La sostenibilidad no debe ser un elemento aislado.
Debe formar parte de la manera en que se toman decisiones.
6. Medir lo que realmente importa
No basta con contar visitantes o ingresos.
También necesitamos observar:
- ¿Qué beneficios permanecen en la comunidad?
- ¿Qué ecosistemas se están fortaleciendo?
- ¿Cómo cambia la calidad de vida?
- ¿Quién participa en las decisiones?
- ¿Qué capacidades quedan instaladas en el territorio?
- ¿La actividad turística aumenta o reduce la resiliencia local?
Lo que medimos influye en lo que priorizamos.
Regenerar no significa hacer más. Significa relacionarnos de otra manera.
Earth Overshoot Day nos muestra que no podemos seguir pensando que el crecimiento es ilimitado.
Pero también abre una oportunidad.
Podemos rediseñar la manera en que producimos, consumimos, viajamos y construimos bienestar.
El turismo tiene una responsabilidad importante porque conecta personas con territorios.
Puede aumentar la presión sobre los ecosistemas.

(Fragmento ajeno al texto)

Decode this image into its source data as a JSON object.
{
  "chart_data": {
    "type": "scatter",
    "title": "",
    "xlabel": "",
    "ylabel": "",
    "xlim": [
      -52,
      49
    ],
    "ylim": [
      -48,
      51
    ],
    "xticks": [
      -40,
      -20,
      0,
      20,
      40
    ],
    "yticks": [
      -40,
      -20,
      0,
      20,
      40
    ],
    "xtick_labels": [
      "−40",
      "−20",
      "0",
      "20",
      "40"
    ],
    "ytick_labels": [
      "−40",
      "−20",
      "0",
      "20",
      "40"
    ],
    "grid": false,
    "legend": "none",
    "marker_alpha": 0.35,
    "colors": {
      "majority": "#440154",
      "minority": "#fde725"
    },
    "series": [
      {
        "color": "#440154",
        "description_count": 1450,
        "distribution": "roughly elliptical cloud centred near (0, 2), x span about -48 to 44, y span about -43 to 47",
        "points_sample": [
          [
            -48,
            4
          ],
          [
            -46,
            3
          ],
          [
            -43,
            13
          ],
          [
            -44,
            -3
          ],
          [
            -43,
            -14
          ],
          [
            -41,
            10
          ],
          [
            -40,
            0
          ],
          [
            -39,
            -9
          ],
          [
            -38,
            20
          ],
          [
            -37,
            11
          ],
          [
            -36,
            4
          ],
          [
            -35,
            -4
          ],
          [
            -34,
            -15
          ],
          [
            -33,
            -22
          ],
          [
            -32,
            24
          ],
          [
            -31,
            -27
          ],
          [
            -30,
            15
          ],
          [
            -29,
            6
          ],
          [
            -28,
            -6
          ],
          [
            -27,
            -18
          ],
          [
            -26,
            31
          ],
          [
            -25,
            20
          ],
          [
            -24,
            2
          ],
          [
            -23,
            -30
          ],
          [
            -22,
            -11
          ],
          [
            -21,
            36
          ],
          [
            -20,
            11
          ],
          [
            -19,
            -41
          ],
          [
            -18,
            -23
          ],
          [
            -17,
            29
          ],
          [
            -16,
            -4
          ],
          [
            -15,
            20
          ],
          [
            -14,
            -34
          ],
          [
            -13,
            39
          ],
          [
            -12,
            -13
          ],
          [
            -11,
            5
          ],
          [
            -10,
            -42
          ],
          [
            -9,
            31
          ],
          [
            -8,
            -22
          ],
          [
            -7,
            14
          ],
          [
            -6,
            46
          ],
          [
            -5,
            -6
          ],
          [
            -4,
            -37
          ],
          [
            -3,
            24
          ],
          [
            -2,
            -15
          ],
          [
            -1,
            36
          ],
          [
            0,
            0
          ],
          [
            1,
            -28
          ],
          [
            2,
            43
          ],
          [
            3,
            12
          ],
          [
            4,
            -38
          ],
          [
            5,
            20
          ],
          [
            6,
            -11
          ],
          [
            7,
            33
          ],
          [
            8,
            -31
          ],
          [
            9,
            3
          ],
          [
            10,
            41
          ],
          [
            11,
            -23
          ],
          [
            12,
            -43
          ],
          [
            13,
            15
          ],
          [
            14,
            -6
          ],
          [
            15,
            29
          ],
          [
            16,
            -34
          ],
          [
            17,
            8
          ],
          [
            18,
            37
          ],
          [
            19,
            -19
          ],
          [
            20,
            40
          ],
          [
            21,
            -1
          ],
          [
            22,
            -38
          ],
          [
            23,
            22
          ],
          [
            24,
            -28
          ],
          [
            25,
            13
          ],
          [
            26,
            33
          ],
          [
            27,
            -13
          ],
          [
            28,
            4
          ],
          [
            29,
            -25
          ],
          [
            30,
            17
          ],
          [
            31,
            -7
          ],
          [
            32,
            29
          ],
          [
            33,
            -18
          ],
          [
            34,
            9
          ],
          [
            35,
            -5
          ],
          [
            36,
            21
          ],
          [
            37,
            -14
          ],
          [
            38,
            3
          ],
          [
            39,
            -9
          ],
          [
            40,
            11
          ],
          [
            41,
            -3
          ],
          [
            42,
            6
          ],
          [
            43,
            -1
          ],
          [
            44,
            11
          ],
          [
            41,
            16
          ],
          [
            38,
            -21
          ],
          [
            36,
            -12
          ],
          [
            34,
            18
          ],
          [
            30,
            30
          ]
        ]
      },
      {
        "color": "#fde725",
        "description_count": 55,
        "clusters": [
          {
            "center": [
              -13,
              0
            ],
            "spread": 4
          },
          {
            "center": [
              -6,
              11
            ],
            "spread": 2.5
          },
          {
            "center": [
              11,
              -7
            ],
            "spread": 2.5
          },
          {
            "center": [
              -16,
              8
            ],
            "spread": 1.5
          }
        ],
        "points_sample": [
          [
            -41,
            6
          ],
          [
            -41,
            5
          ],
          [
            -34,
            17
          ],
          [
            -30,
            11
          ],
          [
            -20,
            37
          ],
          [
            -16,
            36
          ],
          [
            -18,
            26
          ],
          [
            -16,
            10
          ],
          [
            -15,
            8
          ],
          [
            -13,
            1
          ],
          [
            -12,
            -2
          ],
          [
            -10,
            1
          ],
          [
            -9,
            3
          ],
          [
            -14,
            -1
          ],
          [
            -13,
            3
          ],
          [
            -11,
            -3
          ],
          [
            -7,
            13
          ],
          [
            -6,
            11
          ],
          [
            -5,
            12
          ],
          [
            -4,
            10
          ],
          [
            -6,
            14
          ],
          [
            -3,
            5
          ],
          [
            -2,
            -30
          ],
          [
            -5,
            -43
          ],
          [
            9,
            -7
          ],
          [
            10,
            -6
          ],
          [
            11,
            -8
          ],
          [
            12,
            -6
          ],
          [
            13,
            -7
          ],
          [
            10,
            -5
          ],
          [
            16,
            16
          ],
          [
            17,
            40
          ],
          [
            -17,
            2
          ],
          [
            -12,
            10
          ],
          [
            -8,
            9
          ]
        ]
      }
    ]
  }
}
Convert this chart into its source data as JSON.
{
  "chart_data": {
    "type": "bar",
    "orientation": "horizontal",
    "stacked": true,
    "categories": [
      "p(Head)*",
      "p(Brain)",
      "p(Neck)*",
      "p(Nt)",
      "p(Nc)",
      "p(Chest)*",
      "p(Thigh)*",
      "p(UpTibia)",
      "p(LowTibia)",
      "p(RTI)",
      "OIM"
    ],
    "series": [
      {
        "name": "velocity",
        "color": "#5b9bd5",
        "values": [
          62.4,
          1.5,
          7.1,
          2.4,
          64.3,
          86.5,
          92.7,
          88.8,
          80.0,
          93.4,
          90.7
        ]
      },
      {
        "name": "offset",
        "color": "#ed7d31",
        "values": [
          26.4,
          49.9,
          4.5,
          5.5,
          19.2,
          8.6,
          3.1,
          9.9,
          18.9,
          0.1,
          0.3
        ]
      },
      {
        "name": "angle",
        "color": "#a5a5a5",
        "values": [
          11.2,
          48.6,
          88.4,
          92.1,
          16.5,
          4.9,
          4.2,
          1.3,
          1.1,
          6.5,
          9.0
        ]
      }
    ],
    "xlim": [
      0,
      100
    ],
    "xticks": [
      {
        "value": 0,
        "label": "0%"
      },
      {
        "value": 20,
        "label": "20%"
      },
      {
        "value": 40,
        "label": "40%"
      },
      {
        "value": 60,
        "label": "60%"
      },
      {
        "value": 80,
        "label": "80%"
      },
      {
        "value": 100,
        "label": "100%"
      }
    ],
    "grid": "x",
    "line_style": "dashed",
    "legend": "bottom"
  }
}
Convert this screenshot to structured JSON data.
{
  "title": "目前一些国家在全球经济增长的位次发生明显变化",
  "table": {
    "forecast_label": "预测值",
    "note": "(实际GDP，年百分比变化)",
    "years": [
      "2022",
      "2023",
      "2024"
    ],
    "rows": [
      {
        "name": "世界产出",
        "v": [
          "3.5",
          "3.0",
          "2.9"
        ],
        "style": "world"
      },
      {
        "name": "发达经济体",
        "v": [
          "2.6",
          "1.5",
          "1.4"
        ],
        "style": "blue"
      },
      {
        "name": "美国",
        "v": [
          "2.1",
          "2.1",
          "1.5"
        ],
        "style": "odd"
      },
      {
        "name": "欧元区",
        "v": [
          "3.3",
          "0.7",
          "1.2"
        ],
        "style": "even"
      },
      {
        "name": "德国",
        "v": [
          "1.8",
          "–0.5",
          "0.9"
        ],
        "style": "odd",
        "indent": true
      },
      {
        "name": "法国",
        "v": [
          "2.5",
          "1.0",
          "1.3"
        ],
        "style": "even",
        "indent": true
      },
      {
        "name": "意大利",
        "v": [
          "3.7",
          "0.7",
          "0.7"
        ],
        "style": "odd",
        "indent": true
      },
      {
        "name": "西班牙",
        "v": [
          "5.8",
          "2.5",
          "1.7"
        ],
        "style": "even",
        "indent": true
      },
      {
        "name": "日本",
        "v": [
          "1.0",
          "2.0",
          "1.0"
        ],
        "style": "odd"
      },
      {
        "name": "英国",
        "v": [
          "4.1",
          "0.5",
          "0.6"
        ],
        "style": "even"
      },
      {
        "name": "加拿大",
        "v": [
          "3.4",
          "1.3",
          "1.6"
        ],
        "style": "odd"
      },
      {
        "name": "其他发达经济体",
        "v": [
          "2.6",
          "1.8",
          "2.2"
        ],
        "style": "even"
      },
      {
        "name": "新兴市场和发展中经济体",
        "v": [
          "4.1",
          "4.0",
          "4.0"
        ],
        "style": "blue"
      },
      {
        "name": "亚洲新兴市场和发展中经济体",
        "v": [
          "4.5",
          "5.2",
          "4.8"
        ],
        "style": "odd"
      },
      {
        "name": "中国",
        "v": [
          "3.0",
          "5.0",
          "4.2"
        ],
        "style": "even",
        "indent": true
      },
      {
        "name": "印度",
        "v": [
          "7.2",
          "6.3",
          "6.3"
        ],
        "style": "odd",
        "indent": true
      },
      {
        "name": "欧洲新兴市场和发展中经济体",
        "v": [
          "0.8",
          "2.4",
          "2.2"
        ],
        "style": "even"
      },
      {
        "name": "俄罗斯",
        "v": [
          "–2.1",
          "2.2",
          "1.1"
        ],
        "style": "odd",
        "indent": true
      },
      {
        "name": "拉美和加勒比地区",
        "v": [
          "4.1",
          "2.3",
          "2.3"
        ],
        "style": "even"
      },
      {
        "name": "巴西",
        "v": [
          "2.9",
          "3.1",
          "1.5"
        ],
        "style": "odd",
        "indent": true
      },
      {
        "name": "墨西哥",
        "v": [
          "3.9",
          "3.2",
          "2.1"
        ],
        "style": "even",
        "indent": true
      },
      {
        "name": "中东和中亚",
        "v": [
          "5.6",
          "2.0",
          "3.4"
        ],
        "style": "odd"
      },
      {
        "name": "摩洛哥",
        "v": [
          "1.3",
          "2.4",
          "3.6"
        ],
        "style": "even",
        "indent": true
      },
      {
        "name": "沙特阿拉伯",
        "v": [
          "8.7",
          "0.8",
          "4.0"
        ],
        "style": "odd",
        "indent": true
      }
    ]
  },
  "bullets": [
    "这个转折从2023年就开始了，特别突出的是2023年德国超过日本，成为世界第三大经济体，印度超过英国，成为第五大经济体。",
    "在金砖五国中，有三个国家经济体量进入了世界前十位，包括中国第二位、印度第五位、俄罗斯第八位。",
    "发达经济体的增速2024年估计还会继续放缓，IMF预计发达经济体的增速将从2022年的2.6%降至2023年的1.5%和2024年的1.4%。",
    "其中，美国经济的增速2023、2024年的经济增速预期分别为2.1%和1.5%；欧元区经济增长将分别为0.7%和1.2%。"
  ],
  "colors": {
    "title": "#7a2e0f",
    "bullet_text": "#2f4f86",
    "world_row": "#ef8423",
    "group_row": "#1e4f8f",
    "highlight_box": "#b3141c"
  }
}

O puede convertirse en una herramienta para fortalecerlos.
Puede extraer valor.
O puede ayudar a distribuirlo.
Puede utilizar la cultura como un recurso.
O puede contribuir a mantenerla viva.
Puede crecer ignorando los límites.
O puede aprender a trabajar dentro de ellos.
El futuro del turismo no depende solamente de viajar menos o de reducir impactos.
Depende de construir actividades que ayuden a que la naturaleza, las comunidades y las economías locales tengan mayor capacidad para prosperar.
Ese es el cambio de dirección que necesitamos.
No se trata únicamente de preguntarnos:
¿Cómo hacemos que el turismo sea menos dañino?
La pregunta es:
¿Cómo hacemos que cada viaje contribuya a un territorio más vivo, más resiliente y con mayores posibilidades de bienestar?
Porque no tenemos otro planeta.
Pero sí podemos elegir otra dirección.
Unir manos locales. Cocrear impactos globales.